Theoretical Prediction
In the early 1980s, Paul Steinhardt and his students used computers to model how atoms come together in condensed matter [00:16:47]. They found that locally, atoms liked to form icosahedrons, a shape considered “forbidden” due to its five-fold symmetries [00:16:58]. Inspired by Penrose tilings, they designed a new kind of structure – a 3D analog of Penrose tilings, later known as a quasi-crystal [00:17:15]. Their simulations of x-ray diffraction from such a structure showed a pattern with rings of 10 points, reflecting the five-fold symmetry [00:17:24].
Experimental Discovery
Unaware of Steinhardt’s theoretical work, Dan Shechtman, a few hundred kilometers away, created a flaky material from aluminum and manganese [00:17:35]. When he scattered electrons off this material, the diffraction pattern he obtained almost perfectly matched Steinhardt’s simulated pattern, exhibiting clear five-fold symmetry [00:17:41]. This was the first experimental evidence of a quasicrystal.
The reconciliation of long-range order with local rules was explained by Steinhardt: while matching rules for edges are insufficient for long-term tiling, rules for how vertices connect are strong enough locally to prevent mistakes, allowing the pattern to extend infinitely [00:18:03].
Recognition and Impact
One of the seminal papers on quasicrystals was titled Deniva Quinquangula (“On the Pentagonal Snowflake”), a direct shout-out to Kepler’s earlier work [00:18:33].
Not everyone accepted the existence of quasicrystals initially. Linus Pauling, a double Nobel Prize winner, famously declared, “There are no quasicrystals, only quasi scientists” [00:18:41]. However, Shechtman’s discovery was validated when he was awarded the Nobel Prize in Chemistry in 2011 [00:19:01].

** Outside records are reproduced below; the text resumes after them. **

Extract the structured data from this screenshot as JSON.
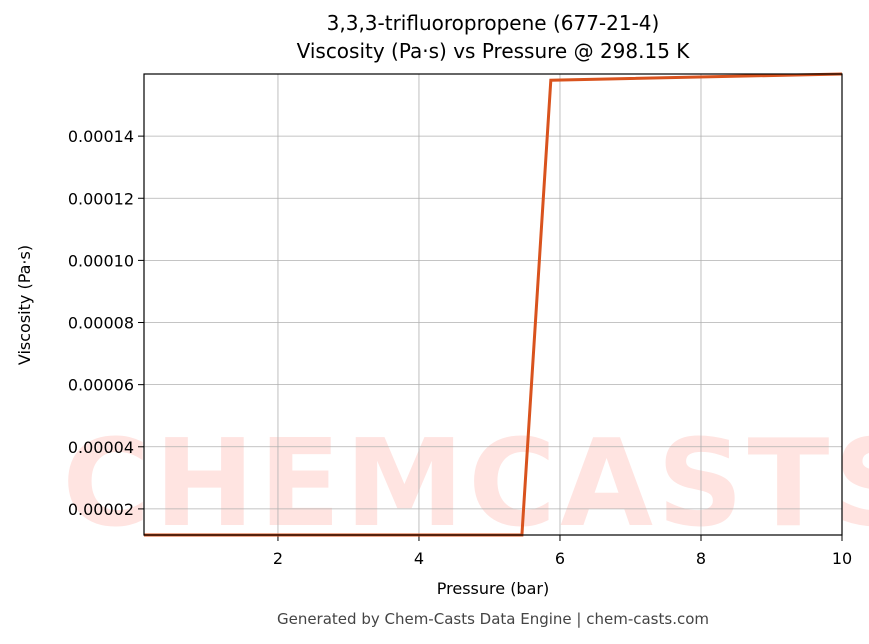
{
  "chart_data": {
    "type": "line",
    "title": "3,3,3-trifluoropropene (677-21-4)",
    "subtitle": "Viscosity (Pa·s) vs Pressure @ 298.15 K",
    "xlabel": "Pressure (bar)",
    "ylabel": "Viscosity (Pa·s)",
    "footer": "Generated by Chem-Casts Data Engine | chem-casts.com",
    "watermark": "CHEMCASTS",
    "x": [
      0.1,
      5.46,
      5.87,
      10
    ],
    "series": [
      {
        "name": "Viscosity",
        "color": "#d9531e",
        "values": [
          1.16e-05,
          1.16e-05,
          0.000158,
          0.00016
        ]
      }
    ],
    "xlim": [
      0.1,
      10
    ],
    "ylim": [
      1.16e-05,
      0.00016
    ],
    "xticks": [
      2,
      4,
      6,
      8,
      10
    ],
    "yticks": [
      2e-05,
      4e-05,
      6e-05,
      8e-05,
      {
        "value": 0.0001,
        "label": "0.00010"
      },
      0.00012,
      0.00014
    ],
    "grid": true
  }
}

Quasicrystals have since been grown with beautiful dodecahedral shapes [00:19:07] and are being explored for various applications, including:
- Non-stick electrical insulation [00:19:12]
- Cookware [00:19:17]
- Ultra-durable steel [00:19:18]
The existence of quasicrystals highlights that patterns and materials thought to be impossible can exist, expanding our understanding of structure and order in the universe [00:19:23].